Meller Artur, De Oliveira Saulo, Davtyan Aram, Abramyan Tigran, Bowman Gregory R, van den Bedem Henry
Department of Biochemistry and Molecular Biophysics, Washington University in St. Louis, St. Louis, MO, United States.
Medical Scientist Training Program, Washington University in St. Louis, St. Louis, MO, United States.
Front Mol Biosci. 2023 Apr 18;10:1171143. doi: 10.3389/fmolb.2023.1171143. eCollection 2023.
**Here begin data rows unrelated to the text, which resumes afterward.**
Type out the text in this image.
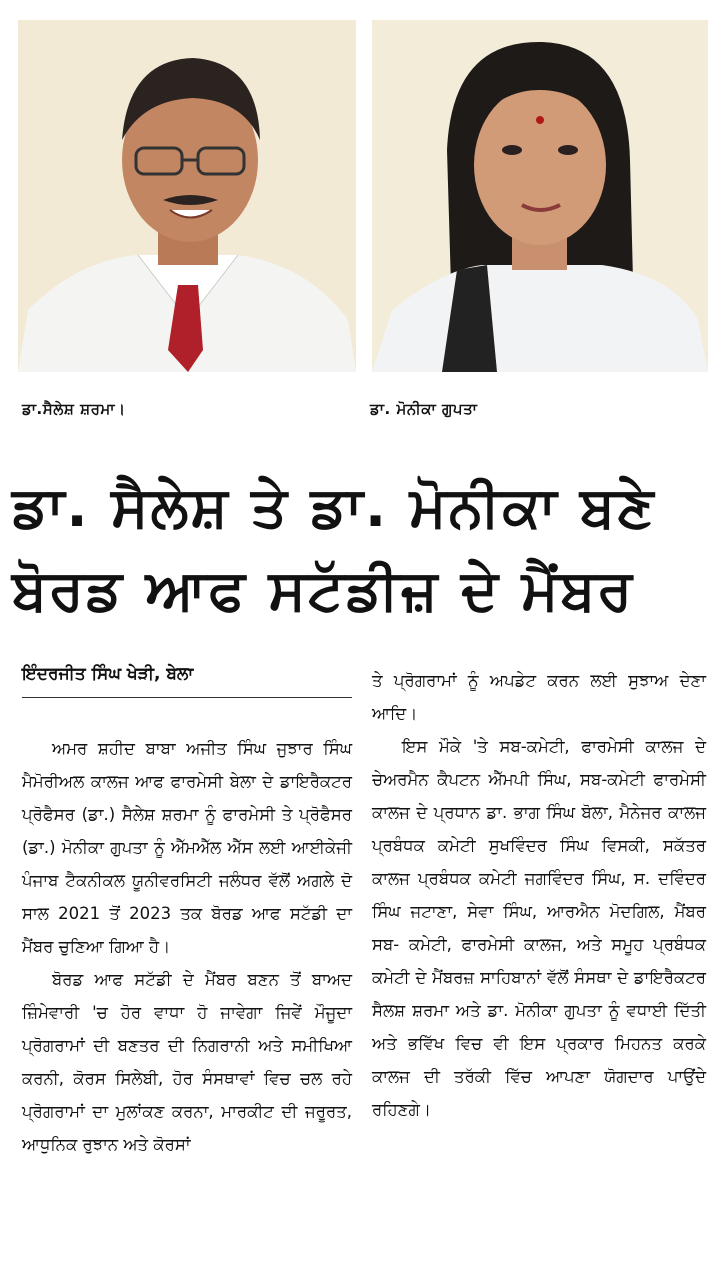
ਡਾ.ਸੈਲੇਸ਼ ਸ਼ਰਮਾ।	ਡਾ. ਮੋਨੀਕਾ ਗੁਪਤਾ
ਡਾ. ਸੈਲੇਸ਼ ਤੇ ਡਾ. ਮੋਨੀਕਾ ਬਣੇ
ਬੋਰਡ ਆਫ ਸਟੱਡੀਜ਼ ਦੇ ਮੈਂਬਰ
ਇੰਦਰਜੀਤ ਸਿੰਘ ਖੇੜੀ, ਬੇਲਾ

ਅਮਰ ਸ਼ਹੀਦ ਬਾਬਾ ਅਜੀਤ ਸਿੰਘ ਜੁਝਾਰ ਸਿੰਘ ਮੈਮੋਰੀਅਲ ਕਾਲਜ ਆਫ ਫਾਰਮੇਸੀ ਬੇਲਾ ਦੇ ਡਾਇਰੈਕਟਰ ਪ੍ਰੋਫੈਸਰ (ਡਾ.) ਸੈਲੇਸ਼ ਸ਼ਰਮਾ ਨੂੰ ਫਾਰਮੇਸੀ ਤੇ ਪ੍ਰੋਫੈਸਰ (ਡਾ.) ਮੋਨੀਕਾ ਗੁਪਤਾ ਨੂੰ ਐੱਮਐੱਲ ਐੱਸ ਲਈ ਆਈਕੇਜੀ ਪੰਜਾਬ ਟੈਕਨੀਕਲ ਯੂਨੀਵਰਸਿਟੀ ਜਲੰਧਰ ਵੱਲੋਂ ਅਗਲੇ ਦੋ ਸਾਲ 2021 ਤੋਂ 2023 ਤਕ ਬੋਰਡ ਆਫ ਸਟੱਡੀ ਦਾ ਮੈਂਬਰ ਚੁਣਿਆ ਗਿਆ ਹੈ।

ਬੋਰਡ ਆਫ ਸਟੱਡੀ ਦੇ ਮੈਂਬਰ ਬਣਨ ਤੋਂ ਬਾਅਦ ਜ਼ਿੰਮੇਵਾਰੀ 'ਚ ਹੋਰ ਵਾਧਾ ਹੋ ਜਾਵੇਗਾ ਜਿਵੇਂ ਮੌਜੂਦਾ ਪ੍ਰੋਗਰਾਮਾਂ ਦੀ ਬਣਤਰ ਦੀ ਨਿਗਰਾਨੀ ਅਤੇ ਸਮੀਖਿਆ ਕਰਨੀ, ਕੋਰਸ ਸਿਲੇਬੀ, ਹੋਰ ਸੰਸਥਾਵਾਂ ਵਿਚ ਚਲ ਰਹੇ ਪ੍ਰੋਗਰਾਮਾਂ ਦਾ ਮੁਲਾਂਕਣ ਕਰਨਾ, ਮਾਰਕੀਟ ਦੀ ਜਰੂਰਤ, ਆਧੁਨਿਕ ਰੁਝਾਨ ਅਤੇ ਕੋਰਸਾਂ

ਤੇ ਪ੍ਰੋਗਰਾਮਾਂ ਨੂੰ ਅਪਡੇਟ ਕਰਨ ਲਈ ਸੁਝਾਅ ਦੇਣਾ ਆਦਿ।

ਇਸ ਮੌਕੇ 'ਤੇ ਸਬ-ਕਮੇਟੀ, ਫਾਰਮੇਸੀ ਕਾਲਜ ਦੇ ਚੇਅਰਮੈਨ ਕੈਪਟਨ ਐੱਮਪੀ ਸਿੰਘ, ਸਬ-ਕਮੇਟੀ ਫਾਰਮੇਸੀ ਕਾਲਜ ਦੇ ਪ੍ਰਧਾਨ ਡਾ. ਭਾਗ ਸਿੰਘ ਬੋਲਾ, ਮੈਨੇਜਰ ਕਾਲਜ ਪ੍ਰਬੰਧਕ ਕਮੇਟੀ ਸੁਖਵਿੰਦਰ ਸਿੰਘ ਵਿਸਕੀ, ਸਕੱਤਰ ਕਾਲਜ ਪ੍ਰਬੰਧਕ ਕਮੇਟੀ ਜਗਵਿੰਦਰ ਸਿੰਘ, ਸ. ਦਵਿੰਦਰ ਸਿੰਘ ਜਟਾਣਾ, ਸੇਵਾ ਸਿੰਘ, ਆਰਐਨ ਮੋਦਗਿਲ, ਮੈਂਬਰ ਸਬ- ਕਮੇਟੀ, ਫਾਰਮੇਸੀ ਕਾਲਜ, ਅਤੇ ਸਮੂਹ ਪ੍ਰਬੰਧਕ ਕਮੇਟੀ ਦੇ ਮੈਂਬਰਜ਼ ਸਾਹਿਬਾਨਾਂ ਵੱਲੋਂ ਸੰਸਥਾ ਦੇ ਡਾਇਰੈਕਟਰ ਸੈਲਸ਼ ਸ਼ਰਮਾ ਅਤੇ ਡਾ. ਮੋਨੀਕਾ ਗੁਪਤਾ ਨੂੰ ਵਧਾਈ ਦਿੱਤੀ ਅਤੇ ਭਵਿੱਖ ਵਿਚ ਵੀ ਇਸ ਪ੍ਰਕਾਰ ਮਿਹਨਤ ਕਰਕੇ ਕਾਲਜ ਦੀ ਤਰੱਕੀ ਵਿੱਚ ਆਪਣਾ ਯੋਗਦਾਰ ਪਾਉਂਦੇ ਰਹਿਣਗੇ।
Virtual screening is a widely used tool for drug discovery, but its predictive power can vary dramatically depending on how much structural data is available. In the best case, crystal structures of a ligand-bound protein can help find more potent ligands. However, virtual screens tend to be less predictive when only ligand-free crystal structures are available, and even less predictive if a homology model or other predicted structure must be used. Here, we explore the possibility that this situation can be improved by better accounting for protein dynamics, as simulations started from a single structure have a reasonable chance of sampling nearby structures that are more compatible with ligand binding. As a specific example, we consider the cancer drug target PPM1D/Wip1 phosphatase, a protein that lacks crystal structures. High-throughput screens have led to the discovery of several allosteric inhibitors of PPM1D, but their binding mode remains unknown. To enable further drug discovery efforts, we assessed the predictive power of an AlphaFold-predicted structure of PPM1D and a Markov state model (MSM) built from molecular dynamics simulations initiated from that structure. Our simulations reveal a cryptic pocket at the interface between two important structural elements, the flap and hinge regions. Using deep learning to predict the pose quality of each docked compound for the active site and cryptic pocket suggests that the inhibitors strongly prefer binding to the cryptic pocket, consistent with their allosteric effect. The predicted affinities for the dynamically uncovered cryptic pocket also recapitulate the relative potencies of the compounds (τ = 0.70) better than the predicted affinities for the static AlphaFold-predicted structure (τ = 0.42). Taken together, these results suggest that targeting the cryptic pocket is a good strategy for drugging PPM1D and, more generally, that conformations selected from simulation can improve virtual screening when limited structural data is available.
虚拟筛选是药物发现中广泛使用的工具,但其预测能力会因可用结构数据的多少而有很大差异。在最佳情况下,配体结合蛋白的晶体结构有助于找到更有效的配体。然而,当只有无配体晶体结构可用时,虚拟筛选的预测性往往较差,如果必须使用同源模型或其他预测结构,则预测性更差。在这里,我们探讨了通过更好地考虑蛋白质动力学来改善这种情况的可能性,因为从单一结构开始的模拟有合理的机会采样与配体结合更兼容的附近结构。作为一个具体例子,我们考虑癌症药物靶点PPM1D/Wip1磷酸酶,一种缺乏晶体结构的蛋白质。高通量筛选已导致发现了几种PPM1D的变构抑制剂,但其结合模式仍不清楚。为了推动进一步的药物发现工作,我们评估了PPM1D的AlphaFold预测结构和基于该结构的分子动力学模拟构建的马尔可夫状态模型(MSM)的预测能力。我们的模拟揭示了两个重要结构元件(襟翼和铰链区域)之间界面处的一个隐秘口袋。使用深度学习预测每个对接化合物在活性位点和隐秘口袋处的姿态质量表明,抑制剂强烈倾向于结合到隐秘口袋,这与其变构效应一致。对动态发现的隐秘口袋的预测亲和力也比静态AlphaFold预测结构的预测亲和力(τ = 0.42)更好地概括了化合物的相对效力(τ = 0.70)。综上所述,这些结果表明,靶向隐秘口袋是针对PPM1D进行药物研发的一个好策略,更普遍地说,当可用结构数据有限时,从模拟中选择的构象可以改善虚拟筛选。